Toutefois, ces discours, ces spectacles de résistance subalterne, ne correspondent pas aux formes traditionnelles du discours politique : ce ne sont ni des manifestes ni des harangues. Comment alors les identifier comme des prises de parole, des contre-discours? Dans le genre comique et l’histoire politique, l’une des figures subalternes de la prise de parole au nom des personnes laissées-pour-compte est celle du bouffon : celui qui, sous couvert de grotesque et de folie, est seul à s’exprimer librement et à s’opposer au pouvoir (traditionnellement le roi, plus récemment le gouvernement ou l’État). Ce modèle de libre parole publique, bien qu’elle soit historiquement circonscrite, avec la diversité des styles relevée plus tôt et la présence d’adresses au public, nous incite à lire ces spectacles à l’aide de la notion de parrêsia, inspirée de sa définition par Foucault : le « franc-parler » de la démocratie grecque antique.

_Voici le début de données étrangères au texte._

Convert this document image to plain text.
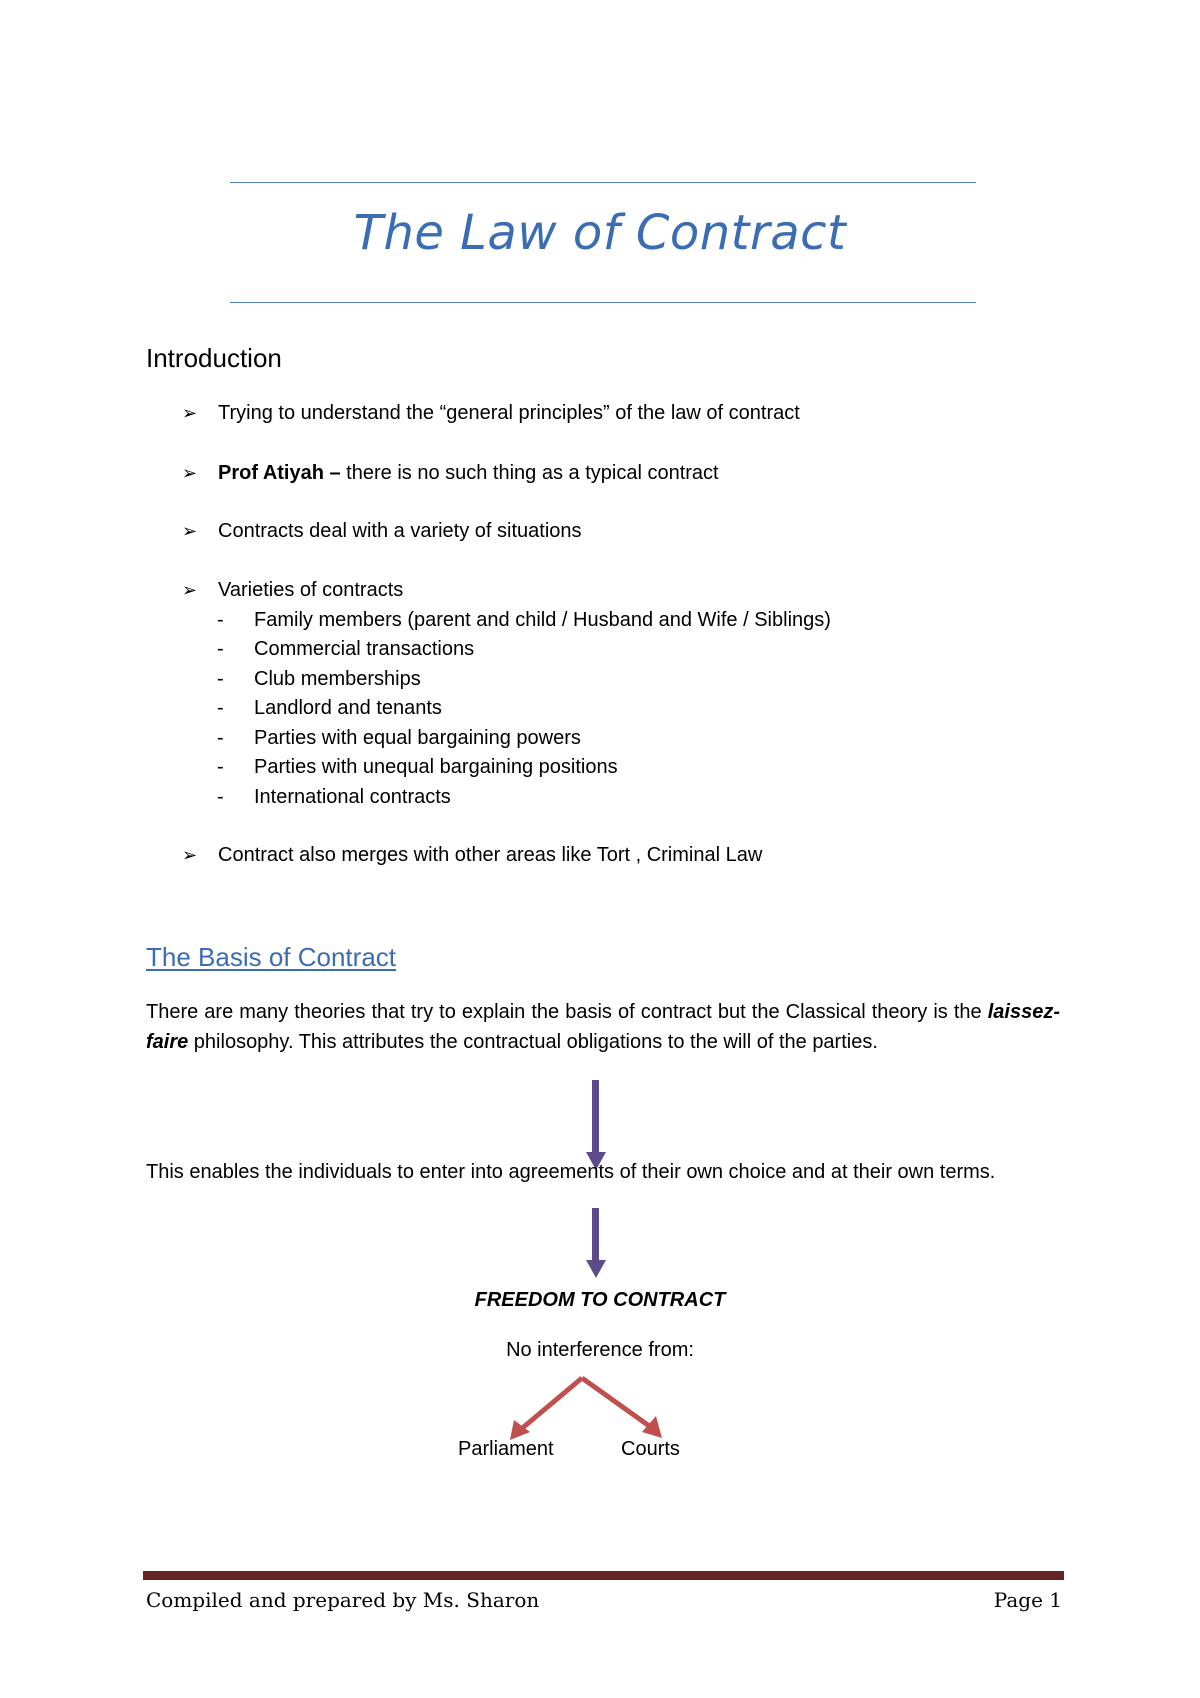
The Law of Contract
Introduction
➢ Trying to understand the “general principles” of the law of contract
➢ Prof Atiyah – there is no such thing as a typical contract
➢ Contracts deal with a variety of situations
➢ Varieties of contracts
- Family members (parent and child / Husband and Wife / Siblings)
- Commercial transactions
- Club memberships
- Landlord and tenants
- Parties with equal bargaining powers
- Parties with unequal bargaining positions
- International contracts
➢ Contract also merges with other areas like Tort , Criminal Law
The Basis of Contract
There are many theories that try to explain the basis of contract but the Classical theory is the laissez-faire philosophy. This attributes the contractual obligations to the will of the parties.
This enables the individuals to enter into agreements of their own choice and at their own terms.
FREEDOM TO CONTRACT
No interference from:
Parliament	Courts
Compiled and prepared by Ms. Sharon	Page 1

La prise de parole subalterne et le franc-parler

Dans ses derniers cours au Collège de France, consacrés au « gouvernement de soi et des autres », Foucault revient sur une notion abordée précédemment, celle de la parrêsia, le franc-parler antique. Cette notion signifie « franc-parler », « parler librement »; et, selon Foucault (2008 : 157-162), c’est une notion fondamentalement politique, permise par l’isêgoria, droit démocratique institutionnel et juridique accordé à tout citoyen de parler. La parrêsia suppose la démocratie pour exister, et la démocratie fait l’épreuve de sa justesse avec la pratique de la parrêsia. Pour résumer les explications de Foucault, en premier lieu, la parrêsia n’est pas une question de contenu du discours mais une manière de parler (2008 : 52); en deuxième lieu, elle s’oppose point par point aux énoncés performatifs (2008 : 59-64); et, en troisième et dernier lieu, elle n’est pas une modalité de la pragmatique mais de la dramatique du discours (2008 : 64-67).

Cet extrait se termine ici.